Yukon Region Flow Frequency Analysis

Earlier this year, NHC completed a comprehensive Flow Frequency Analysis study for the Yukon Government. The study’s objective was to develop an updated methodology for estimating the magnitude of peak flows across the Yukon to support the design and assessment of transportation infrastructure, water crossings, conveyance structures, and other water resource projects.

Flow frequency analyses are often completed using measured data at “gauged” locations. For example, if a 1 in 200 year flood event is required to be calculated on the Yukon River to support the design of a bridge crossing, data are available at a number of locations along that river with which statistical return periods can be calculated. However, a key challenge in the Yukon is that streamflow records are generally sparse, or altogether unavailable at many locations. In the absence of observed records, NHC developed regionalization methods which can be used to estimate peak flows at ungauged locations.
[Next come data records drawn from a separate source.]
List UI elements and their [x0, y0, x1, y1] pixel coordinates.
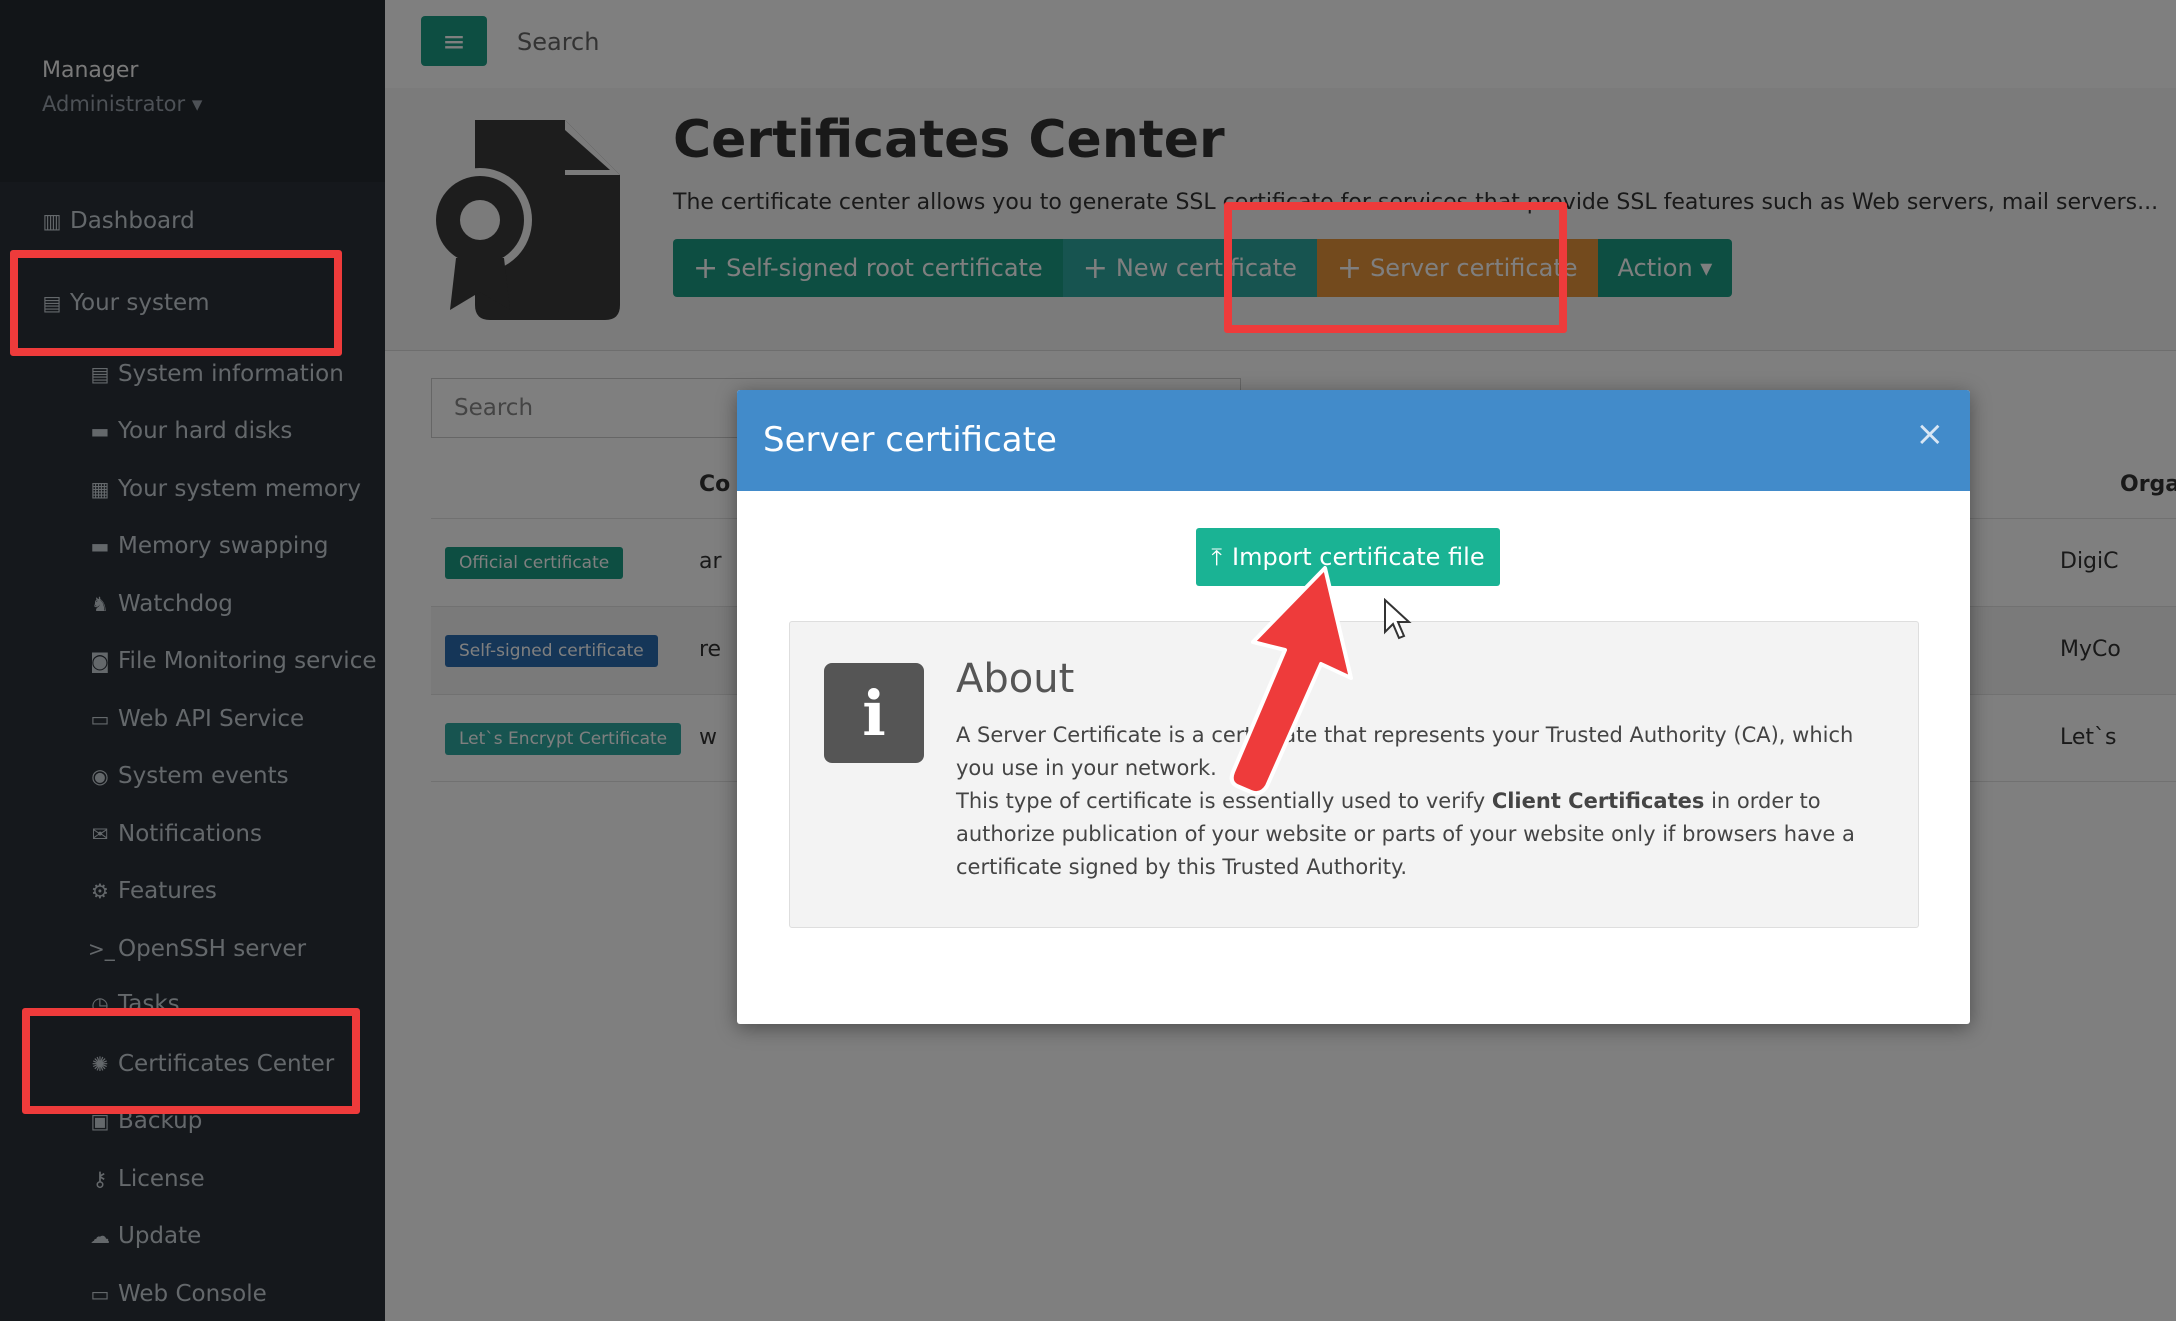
highlight-box	[22, 1008, 360, 1114]
highlight-box	[10, 250, 342, 356]
close-icon[interactable]: ×	[1916, 414, 1945, 454]
about-paragraph: This type of certificate is essentially …	[956, 785, 1896, 884]
about-title: About	[956, 656, 1075, 702]
highlight-box	[1224, 202, 1567, 333]
modal-title: Server certificate	[763, 420, 1057, 460]
annotation-arrow-icon	[1229, 566, 1353, 796]
about-text: A Server Certificate is a certificate th…	[956, 719, 1896, 884]
upload-icon: ⤒	[1211, 543, 1223, 571]
about-text-bold: Client Certificates	[1491, 789, 1705, 813]
about-paragraph: A Server Certificate is a certificate th…	[956, 723, 1854, 780]
info-icon: i	[824, 663, 924, 763]
modal-header: Server certificate ×	[737, 390, 1970, 491]
mouse-cursor-icon	[1384, 598, 1412, 640]
about-text-fragment: This type of certificate is essentially …	[956, 789, 1492, 813]
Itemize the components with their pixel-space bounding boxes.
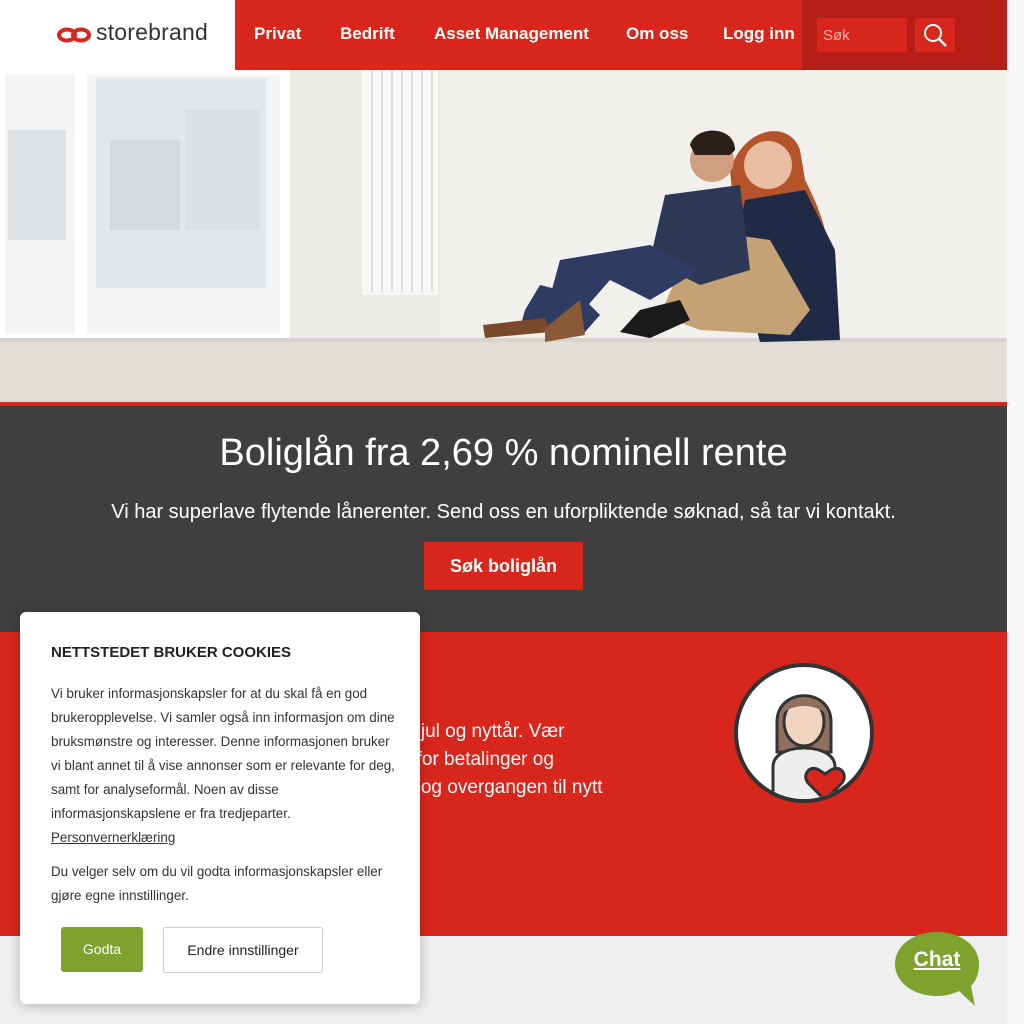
cookie-body-text: Vi bruker informasjonskapsler for at du … (51, 686, 395, 821)
cookie-body: Vi bruker informasjonskapsler for at du … (51, 682, 401, 850)
site-header: storebrand Privat Bedrift Asset Manageme… (0, 0, 1007, 70)
storebrand-logo-icon (57, 27, 91, 43)
search-icon (924, 24, 947, 47)
main-nav: Privat Bedrift Asset Management Om oss L… (235, 0, 802, 70)
cookie-choice-text: Du velger selv om du vil godta informasj… (51, 864, 383, 903)
banner-title: Boliglån fra 2,69 % nominell rente (219, 432, 788, 474)
accept-cookies-button[interactable]: Godta (61, 927, 143, 972)
logo-link[interactable]: storebrand (0, 0, 235, 70)
info-text-line: d jul og nyttår. Vær (405, 721, 565, 742)
banner-text: Vi har superlave flytende lånerenter. Se… (111, 501, 896, 523)
woman-heart-icon (734, 663, 874, 803)
cookie-title: NETTSTEDET BRUKER COOKIES (51, 644, 292, 661)
search-bar (802, 0, 1007, 70)
info-text-line: n og overgangen til nytt (405, 777, 603, 798)
nav-bedrift[interactable]: Bedrift (340, 24, 395, 44)
nav-om-oss[interactable]: Om oss (626, 24, 688, 44)
chat-label: Chat (913, 948, 961, 971)
cookie-settings-button[interactable]: Endre innstillinger (163, 927, 323, 973)
brand-name: storebrand (96, 19, 208, 45)
mortgage-banner: Boliglån fra 2,69 % nominell rente Vi ha… (0, 406, 1007, 632)
nav-privat[interactable]: Privat (254, 24, 301, 44)
hero-image (0, 70, 1007, 402)
chat-button[interactable]: Chat (893, 930, 981, 1010)
page-scrollbar[interactable] (1007, 0, 1024, 1024)
nav-asset-management[interactable]: Asset Management (434, 24, 589, 44)
nav-logg-inn[interactable]: Logg inn (723, 24, 795, 44)
search-input[interactable] (817, 18, 907, 52)
apply-mortgage-button[interactable]: Søk boliglån (424, 542, 583, 590)
cookie-dialog: NETTSTEDET BRUKER COOKIES Vi bruker info… (20, 612, 420, 1004)
search-button[interactable] (915, 18, 955, 52)
info-text-line: r for betalinger og (405, 749, 554, 770)
privacy-policy-link[interactable]: Personvernerklæring (51, 830, 175, 845)
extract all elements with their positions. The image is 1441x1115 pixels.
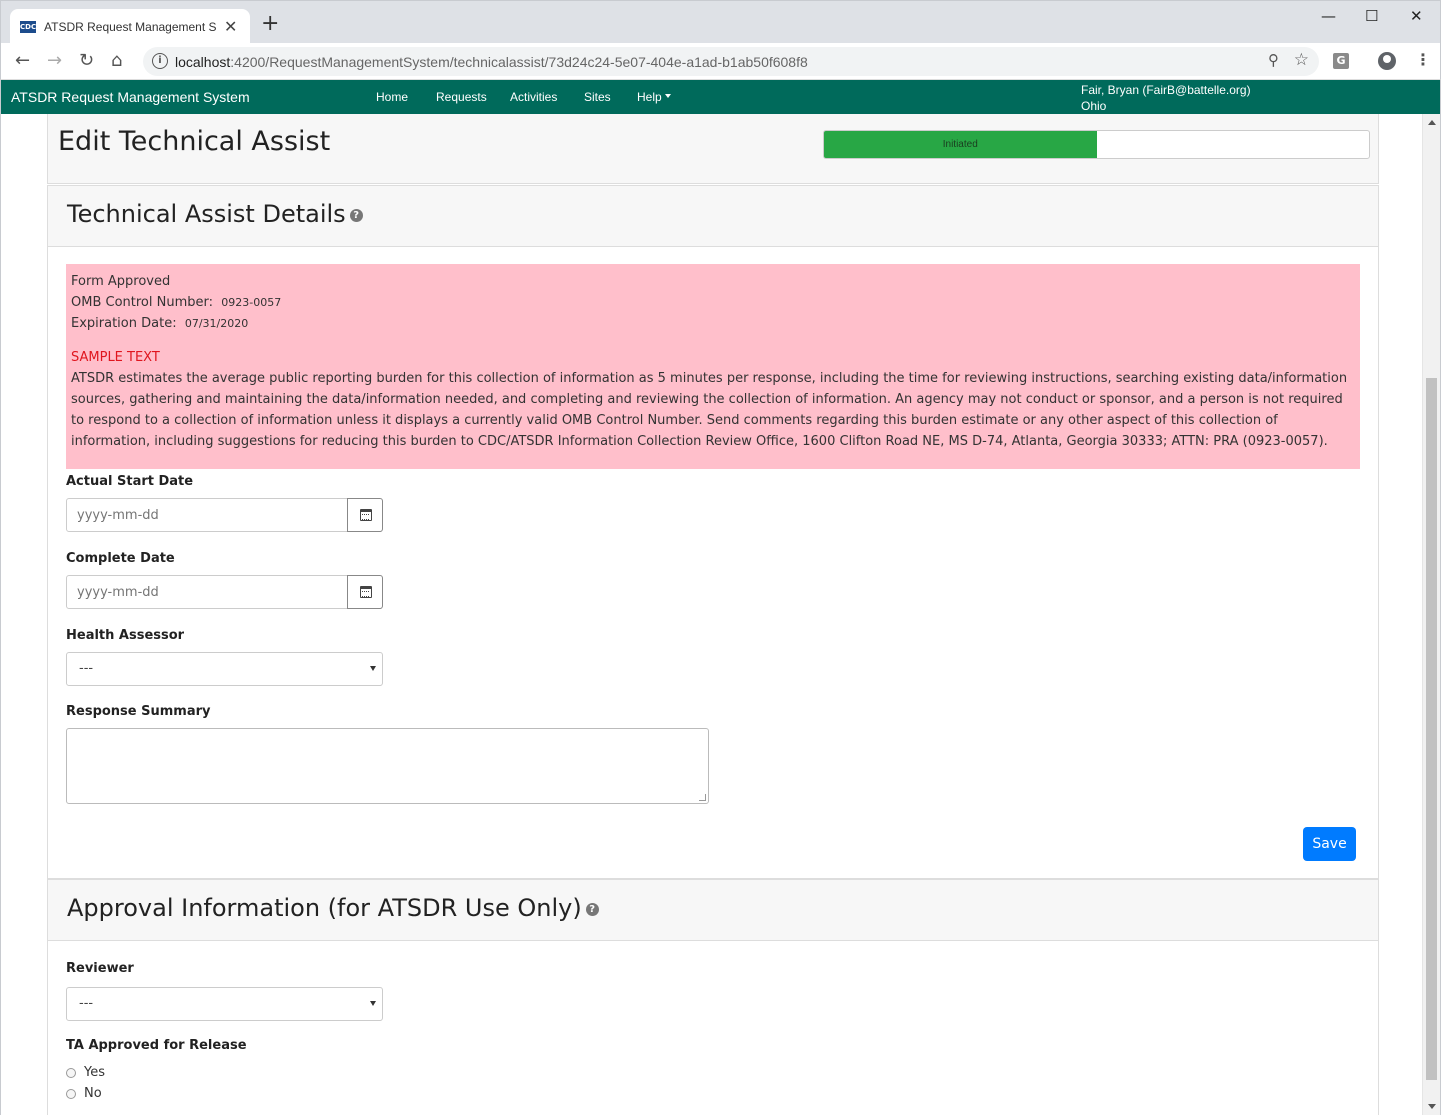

NHC first compiled available flow data from the Water Survey of Canada, the United States Geological Survey, and the Yukon Government Water Resources Branch. Gaps in the streamflow records were infilled where feasible, and flood frequency estimates were calculated for more than 250 gauges. Six primary peak flow regions were then established for the study area and regional regression equations for each region were developed using explanatory basin characteristics, including physical and climatic variables. A method for understanding potential climate change impacts was also outlined. The outcome of this project was a comprehensive methodology to estimate daily and instantaneous peak flows for both gauged and ungauged sites, along with the uncertainty of the estimates. NHC also developed an Excel-based tool that allows users to apply the developed frequency analysis and provided guidance on limits to future applicability of peak flow frequency analyses and regional equations due to the projected effects of climate change.